Lysiosepalum abollatum, also known as woolly lysiosepalum, is a species of flowering plant in the family Malvaceae and is endemic to a small area in the south-west of Western Australia. It is an erect, dense shrub covered with white, woolly hairs, and has narrowly egg-shaped leaves and pink, blue or purple flowers usually in groups of four or five.

==Description==
Lysiosepalum abollatum is an erect, dense shrub that typically grows up to 1.5 m high and wide, and has most parts covered with white, woolly, star-shaped hairs. The leaves are narrowly egg-shaped, 10–16 mm long and 2–3 mm wide on a petiole 0.5–1 mm wide, usually with stipules 0.6–1.5 mm long at the base. The flowers are pink, purple or blue, borne in groups of four or five on a peduncle 10–35 mm long with linear or spoon-shaped bracts 5–10 mm long at the base, each flower on a pedicel 5–12 mm long. The five sepals are egg-shaped, elliptic or oblong, 6.5–11.5 mm long and 3.2–3.5 mm wide. Petals are usually present, and are dark red, 0.8–1.5 mm long. Flowering occurs in August and September.

==Taxonomy==
Lysiosepalum abollatum was first formally described in 2001 by Carolyn F. Wilkins in the journal Nuytsia from specimens collected near Wongan Hills in 1996. The specific epithet (abollatum) means "a robe of thick, woolen stuff, worn by soldiers and philosopheers", referring to the woolly appearance of this species.

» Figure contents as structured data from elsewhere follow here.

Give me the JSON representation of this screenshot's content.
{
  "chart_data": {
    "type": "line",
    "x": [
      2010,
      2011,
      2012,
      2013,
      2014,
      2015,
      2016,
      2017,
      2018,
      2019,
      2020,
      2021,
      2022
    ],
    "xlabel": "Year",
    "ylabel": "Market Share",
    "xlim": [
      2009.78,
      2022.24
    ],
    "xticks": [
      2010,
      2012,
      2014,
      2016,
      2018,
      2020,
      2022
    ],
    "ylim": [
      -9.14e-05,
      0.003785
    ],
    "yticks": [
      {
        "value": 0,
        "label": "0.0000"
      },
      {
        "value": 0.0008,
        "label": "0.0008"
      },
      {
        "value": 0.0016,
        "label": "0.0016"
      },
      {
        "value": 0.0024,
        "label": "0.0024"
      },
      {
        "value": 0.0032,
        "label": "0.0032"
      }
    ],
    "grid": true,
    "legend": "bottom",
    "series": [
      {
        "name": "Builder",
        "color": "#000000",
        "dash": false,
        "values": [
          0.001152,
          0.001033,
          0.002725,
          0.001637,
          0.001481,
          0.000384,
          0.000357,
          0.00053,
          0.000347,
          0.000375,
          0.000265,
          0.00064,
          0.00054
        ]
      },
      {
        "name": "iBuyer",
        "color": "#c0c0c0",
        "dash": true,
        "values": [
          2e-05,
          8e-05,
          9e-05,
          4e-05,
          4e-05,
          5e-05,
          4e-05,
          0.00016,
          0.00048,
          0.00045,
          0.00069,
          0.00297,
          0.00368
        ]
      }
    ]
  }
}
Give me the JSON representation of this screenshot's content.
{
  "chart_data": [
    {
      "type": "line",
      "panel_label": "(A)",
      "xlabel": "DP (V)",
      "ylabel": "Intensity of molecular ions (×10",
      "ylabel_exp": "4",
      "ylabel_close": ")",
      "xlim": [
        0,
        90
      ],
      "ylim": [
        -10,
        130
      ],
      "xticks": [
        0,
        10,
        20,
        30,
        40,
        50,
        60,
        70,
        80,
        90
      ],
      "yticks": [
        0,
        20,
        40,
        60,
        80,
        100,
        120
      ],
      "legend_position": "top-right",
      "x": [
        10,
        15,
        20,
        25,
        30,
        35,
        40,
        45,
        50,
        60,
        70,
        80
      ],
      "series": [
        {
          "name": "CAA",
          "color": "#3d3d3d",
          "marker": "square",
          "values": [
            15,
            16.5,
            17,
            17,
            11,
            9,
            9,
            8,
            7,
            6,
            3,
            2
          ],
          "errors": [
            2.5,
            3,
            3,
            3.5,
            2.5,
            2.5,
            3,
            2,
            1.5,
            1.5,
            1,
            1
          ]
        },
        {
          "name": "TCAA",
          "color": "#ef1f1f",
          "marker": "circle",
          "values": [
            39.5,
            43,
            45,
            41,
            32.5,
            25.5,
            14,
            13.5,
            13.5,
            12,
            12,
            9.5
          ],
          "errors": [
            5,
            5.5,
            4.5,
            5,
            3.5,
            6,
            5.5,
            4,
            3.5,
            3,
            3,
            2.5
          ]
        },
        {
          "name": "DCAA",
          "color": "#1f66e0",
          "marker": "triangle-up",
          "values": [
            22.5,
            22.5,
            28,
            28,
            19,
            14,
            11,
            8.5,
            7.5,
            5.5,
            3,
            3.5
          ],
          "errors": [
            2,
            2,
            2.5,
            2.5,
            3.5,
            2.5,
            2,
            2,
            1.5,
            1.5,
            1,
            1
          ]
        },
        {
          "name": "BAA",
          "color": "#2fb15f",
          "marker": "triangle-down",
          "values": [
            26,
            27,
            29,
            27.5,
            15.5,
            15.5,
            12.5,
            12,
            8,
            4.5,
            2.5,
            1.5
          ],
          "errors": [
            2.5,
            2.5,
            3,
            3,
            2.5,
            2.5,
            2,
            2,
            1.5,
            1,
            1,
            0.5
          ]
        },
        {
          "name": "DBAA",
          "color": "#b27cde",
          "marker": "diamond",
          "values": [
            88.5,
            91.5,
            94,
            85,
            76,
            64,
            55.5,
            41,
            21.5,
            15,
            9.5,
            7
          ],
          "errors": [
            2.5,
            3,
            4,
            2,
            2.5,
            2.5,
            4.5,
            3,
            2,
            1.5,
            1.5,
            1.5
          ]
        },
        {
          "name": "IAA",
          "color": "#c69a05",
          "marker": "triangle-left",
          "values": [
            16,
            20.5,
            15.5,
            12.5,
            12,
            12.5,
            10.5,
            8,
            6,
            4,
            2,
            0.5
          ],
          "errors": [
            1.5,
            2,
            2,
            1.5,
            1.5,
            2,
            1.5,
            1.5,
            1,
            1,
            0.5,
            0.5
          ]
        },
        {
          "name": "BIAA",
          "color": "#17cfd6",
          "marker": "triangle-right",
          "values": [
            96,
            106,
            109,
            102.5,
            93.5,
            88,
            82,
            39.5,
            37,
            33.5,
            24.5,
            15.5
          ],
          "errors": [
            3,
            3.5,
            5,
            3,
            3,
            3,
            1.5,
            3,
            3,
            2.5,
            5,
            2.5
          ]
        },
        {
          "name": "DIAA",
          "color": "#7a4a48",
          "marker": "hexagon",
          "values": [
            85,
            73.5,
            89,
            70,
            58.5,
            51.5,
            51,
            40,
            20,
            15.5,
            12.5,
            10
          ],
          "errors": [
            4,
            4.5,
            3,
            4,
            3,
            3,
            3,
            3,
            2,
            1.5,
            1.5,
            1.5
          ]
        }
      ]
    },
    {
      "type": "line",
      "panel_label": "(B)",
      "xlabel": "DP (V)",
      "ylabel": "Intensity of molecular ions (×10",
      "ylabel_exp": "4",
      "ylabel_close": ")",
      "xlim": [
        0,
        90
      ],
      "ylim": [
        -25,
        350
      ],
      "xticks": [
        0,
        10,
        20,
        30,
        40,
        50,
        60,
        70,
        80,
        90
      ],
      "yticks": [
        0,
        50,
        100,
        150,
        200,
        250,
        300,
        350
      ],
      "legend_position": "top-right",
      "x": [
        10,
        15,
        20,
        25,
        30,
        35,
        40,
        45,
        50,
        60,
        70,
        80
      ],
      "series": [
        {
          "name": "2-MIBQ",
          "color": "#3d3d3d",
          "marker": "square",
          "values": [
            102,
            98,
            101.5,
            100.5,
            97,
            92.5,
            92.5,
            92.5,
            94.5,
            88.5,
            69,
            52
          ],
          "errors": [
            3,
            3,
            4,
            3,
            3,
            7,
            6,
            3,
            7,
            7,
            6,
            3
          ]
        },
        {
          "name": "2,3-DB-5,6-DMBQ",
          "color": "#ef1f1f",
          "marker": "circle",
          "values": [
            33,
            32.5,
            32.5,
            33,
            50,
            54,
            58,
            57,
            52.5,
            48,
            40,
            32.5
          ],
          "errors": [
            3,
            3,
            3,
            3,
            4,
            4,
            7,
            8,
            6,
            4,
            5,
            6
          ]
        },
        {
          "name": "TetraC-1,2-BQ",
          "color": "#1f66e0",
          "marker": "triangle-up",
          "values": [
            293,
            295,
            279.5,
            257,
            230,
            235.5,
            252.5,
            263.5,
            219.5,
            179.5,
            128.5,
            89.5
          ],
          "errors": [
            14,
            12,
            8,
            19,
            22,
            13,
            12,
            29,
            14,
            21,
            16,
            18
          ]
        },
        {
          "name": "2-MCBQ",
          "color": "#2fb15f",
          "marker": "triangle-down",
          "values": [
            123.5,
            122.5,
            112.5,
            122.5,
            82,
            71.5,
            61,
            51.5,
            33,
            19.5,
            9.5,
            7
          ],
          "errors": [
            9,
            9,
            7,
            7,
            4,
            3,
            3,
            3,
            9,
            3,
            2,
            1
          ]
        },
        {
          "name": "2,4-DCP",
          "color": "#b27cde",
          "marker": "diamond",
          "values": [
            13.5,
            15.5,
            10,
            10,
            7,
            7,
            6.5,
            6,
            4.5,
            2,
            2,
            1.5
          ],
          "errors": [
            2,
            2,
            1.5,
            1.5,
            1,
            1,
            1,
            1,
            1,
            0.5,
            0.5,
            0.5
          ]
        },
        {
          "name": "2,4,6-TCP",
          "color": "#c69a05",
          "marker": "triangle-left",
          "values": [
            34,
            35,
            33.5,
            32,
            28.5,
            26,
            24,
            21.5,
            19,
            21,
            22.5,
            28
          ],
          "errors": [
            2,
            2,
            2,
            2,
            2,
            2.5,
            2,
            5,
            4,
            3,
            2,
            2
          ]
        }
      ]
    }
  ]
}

==Distribution and habitat==
Woolly lysiosepalum has a very restricted natural range; they are found only in the Wongan Hills area of the Avon Wheatbelt IBRA bioregion, some 180 km north-east of Perth, in south-west Western Australia. They grow in open mallee-heath on orange-brown, sandy clay, lateritic soils on the lower slopes and at the bases of hills. Associated vegetation includes Eucalyptus ebbanoensis, Acacia pharangites and A. congesta over an understorey of Halgania, Allocasuarina, Leptospermum and Hibbertia species.

==Conservation==
The species has been listed as Critically Endangered under Australia's EPBC Act and as "Threatened" by the Western Australian Government Department of Biodiversity, Conservation and Attractions, meaning that it is in danger of extinction. The main threats are land clearing for agriculture, soil erosion, and grazing by rabbits and kangaroos.